An assertion which would strike with amazement the "highfarming" and "early-cropping" agriculturist of the present day. It is a somewhat curious coincidence that the earliest and latest days, noticed by the observant White of Selborne, as those of the cuckoo's arrival, were the 7th and 26th of April.

While on the subject of Cambrian sayings respecting this bird, we may mention that, partly from its very frequent occurrence in mountainous districts—partly, perhaps, from other causes—it has, in all ages, been a great favourite with the Welsh, who are very much averse to injuring it, and whose poetry and prose abound in pleasant allusions to the "Cuckoo with the cheerful note." To this circumstance we have heard ascribed the expression of Middleton,

Thy sound is like the cuckoo, the Welsh ambassador.

Trick to Catch the Old One, Act. iv. scene 5.

But he evidently had no such meaning. We know that Wahch signifies, far-off, strange, wild, perhaps barbarous; and, that even to this day the Italians are so designated in some parts of Germany: there can therefore be—as, if we remember rightly, was suggested by a correspondent of "Notes and Queries,"—no doubt that he thought of the bird as the strange ambassador from the far-off summerland, come to announce his heaven-sent message; to tell us that "the winter is past, the rain is over and gone,"—that the warm, bright summer days are nigh—and that the glad earth shall be once more decked with flowers. None we believe, can hear his first notes without in some measure regarding him as such an ambassador; and for our own part, though we watch for the early song of birds, though our heart leaps up with joy to welcome the first swallow which comes to us from over the sea, yet it remains for the cuckoo to call the warm glow of pleasure to our cheek. Shall we go even farther than this, and acknowledge that one of the many mysterious imaginings of childhood yet hangs around us (whence the idea arose we know not) and that now, as then, we cannot hear the voice of the cuckoo without some vague and momentary [thought of ministering angels; angels, materialised perchance by childish imagination, yet shadowed forth in all the bright and holy purity of love.

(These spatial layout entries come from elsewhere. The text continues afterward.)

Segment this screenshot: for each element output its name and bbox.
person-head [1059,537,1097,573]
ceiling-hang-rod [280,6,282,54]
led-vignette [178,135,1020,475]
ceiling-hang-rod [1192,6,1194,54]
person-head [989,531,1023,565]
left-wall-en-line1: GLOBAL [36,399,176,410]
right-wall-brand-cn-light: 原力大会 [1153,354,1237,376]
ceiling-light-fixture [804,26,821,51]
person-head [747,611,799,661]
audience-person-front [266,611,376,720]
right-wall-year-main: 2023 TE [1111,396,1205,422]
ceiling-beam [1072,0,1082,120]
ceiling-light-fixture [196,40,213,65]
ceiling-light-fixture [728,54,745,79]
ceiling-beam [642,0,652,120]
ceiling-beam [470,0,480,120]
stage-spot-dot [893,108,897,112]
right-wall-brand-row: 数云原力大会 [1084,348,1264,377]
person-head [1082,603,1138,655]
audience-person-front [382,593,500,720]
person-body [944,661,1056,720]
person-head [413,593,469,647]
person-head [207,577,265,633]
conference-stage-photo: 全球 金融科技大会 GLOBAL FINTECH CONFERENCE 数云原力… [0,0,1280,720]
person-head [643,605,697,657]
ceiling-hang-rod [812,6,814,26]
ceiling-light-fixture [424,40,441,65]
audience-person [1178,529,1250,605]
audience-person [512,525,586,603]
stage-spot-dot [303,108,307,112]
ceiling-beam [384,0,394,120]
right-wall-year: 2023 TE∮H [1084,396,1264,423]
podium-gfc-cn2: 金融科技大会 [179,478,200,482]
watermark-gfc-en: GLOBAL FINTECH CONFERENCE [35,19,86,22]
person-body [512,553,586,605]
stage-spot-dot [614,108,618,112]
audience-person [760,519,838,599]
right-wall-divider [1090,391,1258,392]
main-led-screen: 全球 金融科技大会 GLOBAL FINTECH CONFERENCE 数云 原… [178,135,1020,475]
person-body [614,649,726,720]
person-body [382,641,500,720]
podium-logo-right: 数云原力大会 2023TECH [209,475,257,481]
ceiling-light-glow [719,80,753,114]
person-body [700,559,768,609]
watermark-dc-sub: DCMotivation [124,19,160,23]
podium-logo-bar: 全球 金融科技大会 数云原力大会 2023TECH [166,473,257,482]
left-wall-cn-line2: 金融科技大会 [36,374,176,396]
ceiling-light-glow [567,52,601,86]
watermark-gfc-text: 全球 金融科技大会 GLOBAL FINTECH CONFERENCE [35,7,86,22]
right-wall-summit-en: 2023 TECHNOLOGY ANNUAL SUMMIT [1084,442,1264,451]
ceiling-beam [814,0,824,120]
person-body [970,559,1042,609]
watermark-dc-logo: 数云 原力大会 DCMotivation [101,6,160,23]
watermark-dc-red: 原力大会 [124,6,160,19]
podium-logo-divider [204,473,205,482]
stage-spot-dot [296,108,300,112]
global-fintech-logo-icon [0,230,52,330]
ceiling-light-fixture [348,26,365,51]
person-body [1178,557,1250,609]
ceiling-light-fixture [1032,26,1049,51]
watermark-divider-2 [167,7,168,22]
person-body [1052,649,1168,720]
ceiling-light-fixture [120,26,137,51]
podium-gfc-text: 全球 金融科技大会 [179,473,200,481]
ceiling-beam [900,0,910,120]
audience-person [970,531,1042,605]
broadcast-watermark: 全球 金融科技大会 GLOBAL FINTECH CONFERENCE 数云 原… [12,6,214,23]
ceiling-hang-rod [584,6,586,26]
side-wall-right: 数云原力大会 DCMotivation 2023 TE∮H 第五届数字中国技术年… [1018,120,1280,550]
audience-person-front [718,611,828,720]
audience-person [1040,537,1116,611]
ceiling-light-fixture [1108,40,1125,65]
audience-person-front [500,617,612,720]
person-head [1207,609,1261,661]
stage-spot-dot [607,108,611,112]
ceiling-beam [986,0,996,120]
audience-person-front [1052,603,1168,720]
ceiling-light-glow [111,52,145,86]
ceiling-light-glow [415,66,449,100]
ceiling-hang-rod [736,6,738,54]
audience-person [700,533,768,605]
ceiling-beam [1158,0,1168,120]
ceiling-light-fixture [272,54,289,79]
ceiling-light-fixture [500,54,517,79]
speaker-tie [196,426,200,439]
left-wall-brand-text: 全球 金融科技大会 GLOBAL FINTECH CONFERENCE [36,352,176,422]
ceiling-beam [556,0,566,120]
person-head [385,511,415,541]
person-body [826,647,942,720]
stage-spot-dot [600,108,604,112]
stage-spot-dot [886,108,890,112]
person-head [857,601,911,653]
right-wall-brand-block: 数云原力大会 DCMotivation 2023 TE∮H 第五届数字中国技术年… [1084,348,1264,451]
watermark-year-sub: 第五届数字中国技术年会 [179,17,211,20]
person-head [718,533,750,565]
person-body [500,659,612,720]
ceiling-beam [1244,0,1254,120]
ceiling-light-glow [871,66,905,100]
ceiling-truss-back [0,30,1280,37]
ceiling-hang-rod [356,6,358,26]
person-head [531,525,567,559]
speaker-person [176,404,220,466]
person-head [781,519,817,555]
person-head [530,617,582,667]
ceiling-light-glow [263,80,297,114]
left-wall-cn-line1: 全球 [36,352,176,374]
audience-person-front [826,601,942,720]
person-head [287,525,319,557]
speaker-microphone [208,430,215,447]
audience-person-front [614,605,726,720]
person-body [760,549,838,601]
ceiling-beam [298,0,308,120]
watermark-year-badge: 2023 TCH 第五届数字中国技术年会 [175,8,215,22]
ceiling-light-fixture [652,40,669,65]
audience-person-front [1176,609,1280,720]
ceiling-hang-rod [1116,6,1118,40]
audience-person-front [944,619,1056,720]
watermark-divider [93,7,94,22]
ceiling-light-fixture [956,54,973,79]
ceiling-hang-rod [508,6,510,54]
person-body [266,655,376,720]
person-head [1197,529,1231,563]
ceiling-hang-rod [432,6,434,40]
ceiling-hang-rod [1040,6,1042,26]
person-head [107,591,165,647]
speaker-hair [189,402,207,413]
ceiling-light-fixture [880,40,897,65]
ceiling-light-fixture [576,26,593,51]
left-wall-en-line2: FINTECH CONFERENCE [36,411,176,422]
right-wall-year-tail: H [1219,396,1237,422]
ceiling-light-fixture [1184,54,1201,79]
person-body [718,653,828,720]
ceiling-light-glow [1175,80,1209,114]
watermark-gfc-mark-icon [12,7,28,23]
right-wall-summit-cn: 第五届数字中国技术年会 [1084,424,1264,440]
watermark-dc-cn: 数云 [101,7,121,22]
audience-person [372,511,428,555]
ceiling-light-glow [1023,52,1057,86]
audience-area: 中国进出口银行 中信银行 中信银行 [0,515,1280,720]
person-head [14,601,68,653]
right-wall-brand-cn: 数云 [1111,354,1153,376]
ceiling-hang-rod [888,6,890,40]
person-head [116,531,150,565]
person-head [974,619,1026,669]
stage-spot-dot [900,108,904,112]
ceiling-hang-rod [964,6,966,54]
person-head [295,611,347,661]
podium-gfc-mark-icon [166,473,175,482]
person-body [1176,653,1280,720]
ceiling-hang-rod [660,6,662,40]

When the dark night of the middle ages, which closed in upon the light of early science and knowledge was gradually dispersing its clouds before the sun of truth,—and when men were beginning to read the book of nature without the interposition of human translators, they commenced certain speculations as to the ..destination of our migratory birds; and amongst other curious blunders, which their own sense and observation soon began to correct, we find them depositing the poor cuckoo in a decayed tree, or some such damp and ungenial place, and asserting that the summer bird lay sleeping like a dormouse all the winter long; in fact Browne, in his "Pastorals," makes him the companion of this little sleepy creature:—

For in his hollowe trunk and perish'd graine,
The cuckowe now had many a winter laine,
And thriving pismire laide their eggs in store,
The dormouse slept there and a many more.